Another contractor sues Mission Gateway developer; Slaggie Architects says it was stiffed for $1.8 million owed

A decade after the old Mission Center Mall was demolished, the most action that takes place at the Kansas City metro’s most lucrative dirt pile occurs in the courts.
Slaggie Architects on May 27 filed a lawsuit in Johnson County District Court against a subsidiary of New York developer the Cameron Group, which owns the old mall site where Shawnee Mission Parkway meets Johnson Drive.
Over the years, Mission Gateway was supposed to house office space, apartments, a hotel, a pie-in-the-sky aquarium idea, various retail outlets, a Wal-Mart, condos and other such things. About 10 years after taking control of the 26 acres, the Cameron Group has done next to nothing with the land.
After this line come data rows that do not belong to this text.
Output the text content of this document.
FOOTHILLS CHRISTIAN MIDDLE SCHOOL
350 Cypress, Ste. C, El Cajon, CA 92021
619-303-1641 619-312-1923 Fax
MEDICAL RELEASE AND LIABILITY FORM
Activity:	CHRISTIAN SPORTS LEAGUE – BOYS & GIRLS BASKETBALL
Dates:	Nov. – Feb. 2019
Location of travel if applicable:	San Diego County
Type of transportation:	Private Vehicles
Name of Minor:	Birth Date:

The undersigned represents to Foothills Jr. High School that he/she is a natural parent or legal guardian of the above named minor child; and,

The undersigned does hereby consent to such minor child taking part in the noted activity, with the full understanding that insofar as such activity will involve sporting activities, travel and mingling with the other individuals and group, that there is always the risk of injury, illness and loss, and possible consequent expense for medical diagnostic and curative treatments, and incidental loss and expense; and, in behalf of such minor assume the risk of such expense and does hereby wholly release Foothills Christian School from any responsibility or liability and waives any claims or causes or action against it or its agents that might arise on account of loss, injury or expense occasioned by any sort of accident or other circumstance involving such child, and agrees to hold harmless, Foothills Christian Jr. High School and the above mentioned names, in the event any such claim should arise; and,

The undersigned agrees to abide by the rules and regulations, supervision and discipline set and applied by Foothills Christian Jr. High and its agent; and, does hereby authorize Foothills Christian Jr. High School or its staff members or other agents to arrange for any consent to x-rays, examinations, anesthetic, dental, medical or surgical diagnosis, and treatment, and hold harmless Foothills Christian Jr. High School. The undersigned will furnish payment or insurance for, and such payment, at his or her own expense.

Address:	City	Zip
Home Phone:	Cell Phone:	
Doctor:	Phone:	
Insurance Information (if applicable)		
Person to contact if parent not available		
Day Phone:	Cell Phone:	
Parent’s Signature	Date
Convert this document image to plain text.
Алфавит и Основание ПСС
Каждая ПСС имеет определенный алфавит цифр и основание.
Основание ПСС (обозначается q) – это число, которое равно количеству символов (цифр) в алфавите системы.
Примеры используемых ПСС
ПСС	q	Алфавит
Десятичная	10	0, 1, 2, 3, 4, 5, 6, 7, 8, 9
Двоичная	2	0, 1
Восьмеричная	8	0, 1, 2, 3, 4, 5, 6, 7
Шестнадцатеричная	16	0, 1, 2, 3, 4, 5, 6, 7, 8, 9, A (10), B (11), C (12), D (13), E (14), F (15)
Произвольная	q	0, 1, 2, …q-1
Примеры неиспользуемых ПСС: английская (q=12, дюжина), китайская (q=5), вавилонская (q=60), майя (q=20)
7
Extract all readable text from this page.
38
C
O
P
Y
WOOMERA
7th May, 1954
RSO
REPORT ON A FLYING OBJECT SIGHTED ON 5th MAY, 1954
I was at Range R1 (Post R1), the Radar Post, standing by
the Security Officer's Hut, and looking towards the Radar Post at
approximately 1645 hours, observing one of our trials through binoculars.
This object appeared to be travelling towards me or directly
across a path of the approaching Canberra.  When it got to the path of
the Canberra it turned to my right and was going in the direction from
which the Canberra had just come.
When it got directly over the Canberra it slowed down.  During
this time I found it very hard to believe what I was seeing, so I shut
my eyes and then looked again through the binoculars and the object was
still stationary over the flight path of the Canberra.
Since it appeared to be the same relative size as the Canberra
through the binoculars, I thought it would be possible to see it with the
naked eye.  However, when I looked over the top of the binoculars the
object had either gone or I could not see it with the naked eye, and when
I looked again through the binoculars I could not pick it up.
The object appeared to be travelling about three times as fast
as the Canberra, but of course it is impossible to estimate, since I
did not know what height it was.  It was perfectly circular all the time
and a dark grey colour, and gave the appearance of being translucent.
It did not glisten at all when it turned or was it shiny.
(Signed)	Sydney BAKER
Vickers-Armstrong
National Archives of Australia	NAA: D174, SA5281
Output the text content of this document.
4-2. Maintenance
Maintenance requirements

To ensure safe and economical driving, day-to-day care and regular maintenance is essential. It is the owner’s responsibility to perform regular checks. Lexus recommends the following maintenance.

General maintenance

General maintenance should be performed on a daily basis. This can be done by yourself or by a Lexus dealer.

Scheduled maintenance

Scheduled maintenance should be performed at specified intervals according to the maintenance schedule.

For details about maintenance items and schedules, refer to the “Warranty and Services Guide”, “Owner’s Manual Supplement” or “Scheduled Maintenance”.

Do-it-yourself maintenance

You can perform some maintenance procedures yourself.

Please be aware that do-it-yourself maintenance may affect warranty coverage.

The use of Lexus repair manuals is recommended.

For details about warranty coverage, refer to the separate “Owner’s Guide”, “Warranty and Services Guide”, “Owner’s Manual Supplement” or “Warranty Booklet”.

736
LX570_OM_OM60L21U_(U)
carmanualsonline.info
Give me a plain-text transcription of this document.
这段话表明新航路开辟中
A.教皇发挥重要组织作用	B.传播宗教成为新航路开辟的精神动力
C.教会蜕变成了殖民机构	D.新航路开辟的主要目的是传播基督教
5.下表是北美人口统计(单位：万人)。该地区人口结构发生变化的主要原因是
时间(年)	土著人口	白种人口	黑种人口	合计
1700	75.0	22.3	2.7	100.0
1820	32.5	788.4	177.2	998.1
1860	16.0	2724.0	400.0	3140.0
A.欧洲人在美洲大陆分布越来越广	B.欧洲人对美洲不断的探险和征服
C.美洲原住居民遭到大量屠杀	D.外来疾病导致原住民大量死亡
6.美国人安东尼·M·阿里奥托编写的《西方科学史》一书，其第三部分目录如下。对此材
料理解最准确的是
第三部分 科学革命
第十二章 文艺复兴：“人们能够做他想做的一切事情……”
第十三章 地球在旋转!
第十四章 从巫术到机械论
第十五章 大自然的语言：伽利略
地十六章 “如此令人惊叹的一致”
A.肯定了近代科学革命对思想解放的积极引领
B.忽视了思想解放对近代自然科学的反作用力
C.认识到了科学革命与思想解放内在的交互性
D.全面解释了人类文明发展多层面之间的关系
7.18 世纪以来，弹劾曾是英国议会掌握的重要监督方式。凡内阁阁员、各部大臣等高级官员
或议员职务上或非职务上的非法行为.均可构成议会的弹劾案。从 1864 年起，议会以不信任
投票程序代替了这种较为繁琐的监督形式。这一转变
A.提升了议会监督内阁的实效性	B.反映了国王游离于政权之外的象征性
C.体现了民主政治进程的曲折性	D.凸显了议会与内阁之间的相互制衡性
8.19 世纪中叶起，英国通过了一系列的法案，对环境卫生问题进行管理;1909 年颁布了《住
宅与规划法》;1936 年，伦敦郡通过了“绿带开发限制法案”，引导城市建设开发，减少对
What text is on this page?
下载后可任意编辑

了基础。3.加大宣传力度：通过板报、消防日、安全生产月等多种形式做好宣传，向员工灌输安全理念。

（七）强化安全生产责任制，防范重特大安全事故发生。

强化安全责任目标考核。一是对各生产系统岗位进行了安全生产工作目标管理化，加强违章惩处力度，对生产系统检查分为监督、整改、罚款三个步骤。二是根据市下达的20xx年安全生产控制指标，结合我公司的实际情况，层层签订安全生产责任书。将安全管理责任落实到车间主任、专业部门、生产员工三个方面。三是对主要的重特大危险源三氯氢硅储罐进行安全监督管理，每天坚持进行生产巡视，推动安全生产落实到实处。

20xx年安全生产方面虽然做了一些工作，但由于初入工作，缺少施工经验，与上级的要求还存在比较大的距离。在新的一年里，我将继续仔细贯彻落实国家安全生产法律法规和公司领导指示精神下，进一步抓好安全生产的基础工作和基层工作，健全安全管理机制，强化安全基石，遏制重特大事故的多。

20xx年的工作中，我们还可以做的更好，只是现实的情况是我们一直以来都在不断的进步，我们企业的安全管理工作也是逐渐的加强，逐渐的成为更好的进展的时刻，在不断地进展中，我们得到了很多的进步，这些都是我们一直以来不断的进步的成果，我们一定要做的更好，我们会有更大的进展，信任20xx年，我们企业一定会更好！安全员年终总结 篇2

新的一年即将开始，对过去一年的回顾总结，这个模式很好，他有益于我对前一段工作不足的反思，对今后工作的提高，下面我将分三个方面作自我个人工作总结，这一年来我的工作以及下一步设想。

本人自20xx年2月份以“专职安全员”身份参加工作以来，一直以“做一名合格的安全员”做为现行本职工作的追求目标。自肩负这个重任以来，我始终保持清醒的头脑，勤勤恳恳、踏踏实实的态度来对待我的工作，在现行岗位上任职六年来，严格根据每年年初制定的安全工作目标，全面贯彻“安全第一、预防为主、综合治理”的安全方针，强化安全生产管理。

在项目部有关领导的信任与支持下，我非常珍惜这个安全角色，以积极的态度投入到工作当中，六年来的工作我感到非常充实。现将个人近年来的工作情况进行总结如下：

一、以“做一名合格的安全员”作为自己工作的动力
It’s a visual blight for the thousands of cars that pass it by daily on three major roads near it. It’s an insult to Mission taxpayers who have watched promise after promise by the Cameron Group all miss the various targets.
Slaggie Architects, a Kansas City-based firm, says in its lawsuit that it is owed nearly $1.4 million for work it has done at Mission Gateway but for which it hasn’t been paid by the Cameron Group. Tack on another $400,000-plus of interest, termination fees and other expenses, and the Cameron Group is on the hook for $1.8 million, according to the Slaggie Architects lawsuit.
Tom Valenti, the man publicly running the Mission Gateway debacle for the Cameron Group, tells The Pitch that he was planning to meet with Slaggie’s attorneys about the lawsuit on Wednesday.
Scott Slaggie, founder of Slaggie Architects, said he was in negotiations with the Cameron Group and that it would be premature to comment about the lawsuit.
Slaggie Architects says in its lawsuit that the Cameron Group acknowledged that it owed $1.8 million, but still hasn’t paid.
Henderson Engineers, a Lenexa-based firm, filed a lawsuit in December on similar claims. Several other companies and entities with ties to the Mission Gateway project have sued the developer for not settling outstanding balances or breaking other promises.
The last we checked on Mission Gateway, there were some rough plans to resurrect a Wal-Mart-anchored strip mall for the Mission City Council’s approval, even though it seems the suburb’s leaders long ago grew tired of Valenti’s act.
But Emily Randel, a spokeswoman at Mission City Hall, tells The Pitch in an e-mail on Wednesday that no plans have been submitted to city staffers.
The Cameron Group’s website says Mission Gateway will open in February 2017, but good luck finding anybody who believes that.